Don't just report agreement rate. 90% agreement looks great — but if errors only occur 10% of the time, a judge that always says "pass" hits 90% agreement and is useless. Use the confusion matrix.
Run it online, not just offline. Sample 1,000 production traces every day. Your LLM judge becomes a live quality dashboard — not just a CI gate.
Code-based evals first. If you can check a failure with Python (JSON valid? String length under N? Contains keyword X?), do that. Cheaper and faster than an LLM judge.
Theoretical saturation
Stop reviewing traces when you stop finding new failure types. For most products, this happens around 40–100 traces. You develop intuition for this quickly — just start.
The "none of the above" trick
When using an LLM to categorize open codes, always include "none of the above" as a valid label.
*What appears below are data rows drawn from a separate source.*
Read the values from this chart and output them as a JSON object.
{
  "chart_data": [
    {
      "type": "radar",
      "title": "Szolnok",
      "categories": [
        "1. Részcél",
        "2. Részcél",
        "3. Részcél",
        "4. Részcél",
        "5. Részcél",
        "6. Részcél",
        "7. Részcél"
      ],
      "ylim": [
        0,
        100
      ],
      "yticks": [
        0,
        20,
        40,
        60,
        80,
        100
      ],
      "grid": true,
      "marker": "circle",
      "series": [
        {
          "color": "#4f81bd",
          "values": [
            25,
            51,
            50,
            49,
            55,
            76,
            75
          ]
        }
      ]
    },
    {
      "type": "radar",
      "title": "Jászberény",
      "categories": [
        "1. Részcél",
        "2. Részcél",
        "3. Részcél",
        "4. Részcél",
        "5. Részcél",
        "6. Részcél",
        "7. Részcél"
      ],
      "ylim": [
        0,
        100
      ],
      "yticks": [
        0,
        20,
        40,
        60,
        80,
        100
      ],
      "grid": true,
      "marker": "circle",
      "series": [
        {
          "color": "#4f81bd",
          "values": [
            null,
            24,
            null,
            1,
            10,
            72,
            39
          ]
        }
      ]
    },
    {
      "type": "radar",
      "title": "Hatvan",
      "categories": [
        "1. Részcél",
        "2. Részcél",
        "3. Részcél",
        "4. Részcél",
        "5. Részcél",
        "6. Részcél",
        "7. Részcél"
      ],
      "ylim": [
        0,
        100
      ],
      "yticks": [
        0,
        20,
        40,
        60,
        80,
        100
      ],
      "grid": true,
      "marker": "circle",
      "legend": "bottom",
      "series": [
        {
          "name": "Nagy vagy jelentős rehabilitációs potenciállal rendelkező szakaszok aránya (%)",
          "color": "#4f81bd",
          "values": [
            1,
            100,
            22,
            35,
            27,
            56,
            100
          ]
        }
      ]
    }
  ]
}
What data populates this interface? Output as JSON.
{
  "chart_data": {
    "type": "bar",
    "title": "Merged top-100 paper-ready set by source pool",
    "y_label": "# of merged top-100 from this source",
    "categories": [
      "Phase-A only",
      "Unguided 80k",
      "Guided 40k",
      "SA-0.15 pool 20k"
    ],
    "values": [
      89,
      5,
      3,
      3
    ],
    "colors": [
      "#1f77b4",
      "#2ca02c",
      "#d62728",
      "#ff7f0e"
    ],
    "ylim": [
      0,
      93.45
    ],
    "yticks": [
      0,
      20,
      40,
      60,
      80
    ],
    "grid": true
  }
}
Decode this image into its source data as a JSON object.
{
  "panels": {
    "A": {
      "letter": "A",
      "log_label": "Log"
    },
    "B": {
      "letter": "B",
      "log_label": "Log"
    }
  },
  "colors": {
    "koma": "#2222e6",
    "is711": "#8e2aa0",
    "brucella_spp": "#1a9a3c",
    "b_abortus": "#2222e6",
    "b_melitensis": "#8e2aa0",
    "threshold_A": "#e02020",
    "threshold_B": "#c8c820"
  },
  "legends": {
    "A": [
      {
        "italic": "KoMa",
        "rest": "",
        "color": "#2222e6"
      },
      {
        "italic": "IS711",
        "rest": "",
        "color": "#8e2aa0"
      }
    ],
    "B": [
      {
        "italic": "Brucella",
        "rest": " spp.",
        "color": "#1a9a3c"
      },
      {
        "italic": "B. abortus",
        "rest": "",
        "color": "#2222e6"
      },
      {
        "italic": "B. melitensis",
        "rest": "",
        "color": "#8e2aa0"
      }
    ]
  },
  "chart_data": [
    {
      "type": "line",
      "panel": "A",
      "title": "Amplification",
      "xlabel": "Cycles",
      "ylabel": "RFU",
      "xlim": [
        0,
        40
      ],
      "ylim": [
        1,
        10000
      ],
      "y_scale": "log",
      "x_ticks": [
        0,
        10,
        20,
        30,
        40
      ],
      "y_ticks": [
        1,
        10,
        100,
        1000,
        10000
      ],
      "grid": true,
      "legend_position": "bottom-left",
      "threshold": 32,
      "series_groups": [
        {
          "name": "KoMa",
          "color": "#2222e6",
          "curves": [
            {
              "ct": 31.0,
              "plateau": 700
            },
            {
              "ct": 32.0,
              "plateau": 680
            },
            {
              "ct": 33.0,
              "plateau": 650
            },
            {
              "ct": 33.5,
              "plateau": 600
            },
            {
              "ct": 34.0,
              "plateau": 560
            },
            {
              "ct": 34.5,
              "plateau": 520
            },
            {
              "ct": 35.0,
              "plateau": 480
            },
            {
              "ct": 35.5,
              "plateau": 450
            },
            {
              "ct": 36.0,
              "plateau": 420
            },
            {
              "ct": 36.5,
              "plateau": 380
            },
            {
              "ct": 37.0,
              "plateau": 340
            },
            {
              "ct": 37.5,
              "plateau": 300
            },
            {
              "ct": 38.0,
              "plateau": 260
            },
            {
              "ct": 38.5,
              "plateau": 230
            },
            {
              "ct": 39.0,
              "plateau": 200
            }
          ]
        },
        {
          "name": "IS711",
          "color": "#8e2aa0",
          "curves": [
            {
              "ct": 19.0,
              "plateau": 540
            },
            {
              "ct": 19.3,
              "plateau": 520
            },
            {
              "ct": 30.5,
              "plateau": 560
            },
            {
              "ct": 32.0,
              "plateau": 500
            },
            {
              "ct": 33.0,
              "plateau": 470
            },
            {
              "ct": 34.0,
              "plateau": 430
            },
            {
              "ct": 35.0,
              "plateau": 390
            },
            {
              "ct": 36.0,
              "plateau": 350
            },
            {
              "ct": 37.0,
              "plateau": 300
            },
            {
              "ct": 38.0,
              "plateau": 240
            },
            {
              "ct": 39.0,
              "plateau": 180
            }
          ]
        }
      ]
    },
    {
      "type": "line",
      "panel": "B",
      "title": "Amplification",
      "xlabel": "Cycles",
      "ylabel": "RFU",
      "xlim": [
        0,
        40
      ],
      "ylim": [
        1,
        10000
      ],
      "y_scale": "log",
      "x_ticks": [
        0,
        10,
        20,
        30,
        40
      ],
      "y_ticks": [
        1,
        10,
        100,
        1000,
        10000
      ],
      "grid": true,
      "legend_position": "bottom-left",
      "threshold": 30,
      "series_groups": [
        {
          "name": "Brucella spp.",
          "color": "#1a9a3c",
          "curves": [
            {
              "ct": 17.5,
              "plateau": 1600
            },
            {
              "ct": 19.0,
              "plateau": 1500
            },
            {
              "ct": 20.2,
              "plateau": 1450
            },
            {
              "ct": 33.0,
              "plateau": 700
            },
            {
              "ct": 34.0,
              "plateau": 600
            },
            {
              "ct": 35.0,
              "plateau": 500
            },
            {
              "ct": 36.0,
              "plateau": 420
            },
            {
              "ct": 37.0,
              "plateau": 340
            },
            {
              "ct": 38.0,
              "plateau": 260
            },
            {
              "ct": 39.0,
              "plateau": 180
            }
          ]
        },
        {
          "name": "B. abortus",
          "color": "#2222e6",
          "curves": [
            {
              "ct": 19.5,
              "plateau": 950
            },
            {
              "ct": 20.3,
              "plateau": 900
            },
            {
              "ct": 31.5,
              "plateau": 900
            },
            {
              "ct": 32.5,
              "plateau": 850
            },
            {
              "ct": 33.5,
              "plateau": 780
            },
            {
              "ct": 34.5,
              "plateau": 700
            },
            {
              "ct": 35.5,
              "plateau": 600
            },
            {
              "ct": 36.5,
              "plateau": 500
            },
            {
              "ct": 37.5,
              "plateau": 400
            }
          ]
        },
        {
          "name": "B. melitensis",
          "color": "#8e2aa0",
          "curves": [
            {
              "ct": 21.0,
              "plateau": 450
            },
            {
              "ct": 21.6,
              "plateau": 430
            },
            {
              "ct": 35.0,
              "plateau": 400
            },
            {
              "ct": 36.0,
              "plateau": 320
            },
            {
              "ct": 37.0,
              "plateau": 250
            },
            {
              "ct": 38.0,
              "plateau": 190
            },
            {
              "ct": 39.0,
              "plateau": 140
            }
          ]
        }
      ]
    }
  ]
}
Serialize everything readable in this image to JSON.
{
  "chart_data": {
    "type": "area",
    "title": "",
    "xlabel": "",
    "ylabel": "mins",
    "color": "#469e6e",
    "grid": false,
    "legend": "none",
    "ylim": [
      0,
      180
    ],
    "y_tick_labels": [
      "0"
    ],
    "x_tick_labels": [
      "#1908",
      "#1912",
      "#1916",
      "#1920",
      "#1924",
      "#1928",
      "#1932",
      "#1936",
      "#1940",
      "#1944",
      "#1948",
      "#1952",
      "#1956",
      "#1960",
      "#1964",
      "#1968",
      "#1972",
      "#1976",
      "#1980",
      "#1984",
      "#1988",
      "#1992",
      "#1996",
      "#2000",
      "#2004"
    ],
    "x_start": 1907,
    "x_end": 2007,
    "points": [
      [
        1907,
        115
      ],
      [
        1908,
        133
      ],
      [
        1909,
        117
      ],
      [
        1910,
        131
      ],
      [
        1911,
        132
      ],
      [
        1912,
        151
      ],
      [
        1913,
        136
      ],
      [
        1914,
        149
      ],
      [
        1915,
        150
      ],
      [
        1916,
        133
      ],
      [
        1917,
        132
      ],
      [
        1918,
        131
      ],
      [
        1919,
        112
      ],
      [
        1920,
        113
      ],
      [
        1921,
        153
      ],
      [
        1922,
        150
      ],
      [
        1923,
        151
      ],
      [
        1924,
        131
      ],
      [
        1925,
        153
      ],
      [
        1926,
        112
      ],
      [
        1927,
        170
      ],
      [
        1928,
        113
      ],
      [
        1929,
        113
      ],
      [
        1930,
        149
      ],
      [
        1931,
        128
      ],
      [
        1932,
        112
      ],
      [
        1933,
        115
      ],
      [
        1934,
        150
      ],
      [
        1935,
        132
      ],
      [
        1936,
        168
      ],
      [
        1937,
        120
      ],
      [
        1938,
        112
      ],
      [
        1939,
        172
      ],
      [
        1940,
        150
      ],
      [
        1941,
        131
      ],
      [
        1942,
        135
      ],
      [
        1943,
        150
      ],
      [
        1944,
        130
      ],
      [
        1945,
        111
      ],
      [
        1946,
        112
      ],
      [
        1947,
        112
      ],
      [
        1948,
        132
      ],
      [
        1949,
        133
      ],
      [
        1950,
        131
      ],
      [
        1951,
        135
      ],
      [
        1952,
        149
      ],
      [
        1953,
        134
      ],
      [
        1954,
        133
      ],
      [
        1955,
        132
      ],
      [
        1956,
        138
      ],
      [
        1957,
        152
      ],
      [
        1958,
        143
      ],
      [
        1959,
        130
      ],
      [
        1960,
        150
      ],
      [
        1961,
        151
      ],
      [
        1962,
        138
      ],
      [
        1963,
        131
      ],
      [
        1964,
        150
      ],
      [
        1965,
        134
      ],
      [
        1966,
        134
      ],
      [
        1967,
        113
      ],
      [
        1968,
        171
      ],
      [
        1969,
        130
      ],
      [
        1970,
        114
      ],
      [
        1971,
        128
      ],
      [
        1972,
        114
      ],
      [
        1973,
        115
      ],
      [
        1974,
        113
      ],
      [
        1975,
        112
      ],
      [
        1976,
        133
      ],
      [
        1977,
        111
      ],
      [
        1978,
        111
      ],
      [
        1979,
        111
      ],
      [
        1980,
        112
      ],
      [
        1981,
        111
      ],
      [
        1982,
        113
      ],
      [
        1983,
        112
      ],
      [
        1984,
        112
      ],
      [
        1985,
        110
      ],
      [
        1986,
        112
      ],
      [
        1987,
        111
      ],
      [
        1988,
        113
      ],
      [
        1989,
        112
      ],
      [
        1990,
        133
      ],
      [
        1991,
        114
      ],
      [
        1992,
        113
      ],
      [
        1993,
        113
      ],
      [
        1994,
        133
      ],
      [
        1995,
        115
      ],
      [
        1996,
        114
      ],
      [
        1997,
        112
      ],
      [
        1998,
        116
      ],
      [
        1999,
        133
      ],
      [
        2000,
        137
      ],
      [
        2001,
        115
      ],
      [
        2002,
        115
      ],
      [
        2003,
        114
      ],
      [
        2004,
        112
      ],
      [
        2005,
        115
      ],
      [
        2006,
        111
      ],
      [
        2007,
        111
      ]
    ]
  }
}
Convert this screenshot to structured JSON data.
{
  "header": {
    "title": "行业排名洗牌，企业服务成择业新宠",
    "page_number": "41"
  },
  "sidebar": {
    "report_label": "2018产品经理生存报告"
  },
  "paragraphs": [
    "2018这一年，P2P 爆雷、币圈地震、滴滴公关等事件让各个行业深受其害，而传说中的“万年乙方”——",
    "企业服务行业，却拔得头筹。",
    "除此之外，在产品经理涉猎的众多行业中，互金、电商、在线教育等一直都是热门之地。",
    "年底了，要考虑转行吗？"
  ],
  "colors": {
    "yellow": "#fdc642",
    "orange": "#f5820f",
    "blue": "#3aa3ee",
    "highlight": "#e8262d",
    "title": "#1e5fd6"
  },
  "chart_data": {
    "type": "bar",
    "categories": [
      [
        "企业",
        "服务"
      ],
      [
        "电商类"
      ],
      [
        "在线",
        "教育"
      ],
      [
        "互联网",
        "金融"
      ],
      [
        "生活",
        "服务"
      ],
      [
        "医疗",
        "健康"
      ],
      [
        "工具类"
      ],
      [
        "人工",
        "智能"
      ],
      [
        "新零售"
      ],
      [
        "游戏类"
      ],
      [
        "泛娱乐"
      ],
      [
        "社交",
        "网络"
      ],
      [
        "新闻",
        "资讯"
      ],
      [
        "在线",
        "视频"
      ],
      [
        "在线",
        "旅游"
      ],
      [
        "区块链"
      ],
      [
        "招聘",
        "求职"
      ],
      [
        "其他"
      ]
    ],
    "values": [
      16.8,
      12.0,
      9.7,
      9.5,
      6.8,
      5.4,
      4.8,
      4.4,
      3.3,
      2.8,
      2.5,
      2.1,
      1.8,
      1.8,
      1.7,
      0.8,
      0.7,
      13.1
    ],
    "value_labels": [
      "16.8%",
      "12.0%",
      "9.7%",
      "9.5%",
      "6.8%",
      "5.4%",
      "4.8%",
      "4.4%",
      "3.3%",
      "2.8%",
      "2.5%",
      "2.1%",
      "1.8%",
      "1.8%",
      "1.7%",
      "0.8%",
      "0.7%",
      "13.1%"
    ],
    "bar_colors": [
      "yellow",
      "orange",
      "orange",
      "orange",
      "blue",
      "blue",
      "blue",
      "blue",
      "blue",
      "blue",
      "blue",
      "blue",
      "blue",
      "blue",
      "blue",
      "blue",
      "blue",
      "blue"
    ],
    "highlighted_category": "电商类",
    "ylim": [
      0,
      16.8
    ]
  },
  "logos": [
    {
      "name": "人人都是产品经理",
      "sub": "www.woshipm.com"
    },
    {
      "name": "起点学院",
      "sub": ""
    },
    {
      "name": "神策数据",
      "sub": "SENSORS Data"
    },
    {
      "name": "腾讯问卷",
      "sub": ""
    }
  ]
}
Any traces landing there mean your axial code taxonomy is incomplete — go back and refine.
Evals are living PRDs
Your LLM judge prompt is a machine-readable product requirements document. It precisely describes how your product should behave — and it runs automatically, forever, on real traffic.
Tactics
Your First Eval This Week
Pick one AI feature in your product. Pull 50–100 traces from your logs today.
Open your observability tool (Braintrust, Phoenix Arize, or LangSmith). Read each trace, write one freeform note on the first thing wrong. Stop at the first issue per trace, then move on.
Drop the notes into Claude or ChatGPT: "Cluster these open codes into actionable axial codes — failure categories." Refine until they're specific enough to act on.
Count failures per category in a pivot table. Pick the top one that isn't a simple prompt fix.
Write a binary pass/fail LLM judge prompt for that failure. Validate against your manual labels. Hook it into CI and a weekly monitoring cron job.
Time investment
3–4 days upfront for initial error analysis and your first judge. Then 30 minutes per week to review new traces. One-time cost, permanent signal — and you'll immediately want to keep doing it.
Contrarian
Evals Myths Debunked
✗"Just plug in an AI eval tool — it'll do the analysis for you"INSTEAD →✓ An LLM can't catch what it doesn't know is wrong. A model reviewing a real estate agent trace will say "looks great" when it hallucinated a virtual tour — because it has no context that feature doesn't exist. Human domain expertise is irreplaceable in open coding.
✗"We dogfood and vibe check — we don't need evals"INSTEAD →✓ Dogfooding is evals in disguise. Claude Code's "no evals" stance ignores the massive eval infrastructure the base Claude model is built on. All great AI products do systematic error analysis — most just don't call it that.
✗"Score your LLM outputs on a 1–5 scale for more nuance"INSTEAD →✓ Likert-scale LLM judges are the #1 way to lose stakeholder trust in evals. A score of 3.2 vs 3.7 means nothing to anyone. Force a binary decision — "Is this a handoff failure: yes or no?" That you can actually act on.
✗"Skip error analysis — just write evals based on your PRD assumptions"INSTEAD →✓ You can't dream up your real failure modes from a spec. The most common production errors are ones nobody anticipated: garbled SMS inputs, hallucinated product features, silent tool calls that abandon users. Look at your actual data first, always.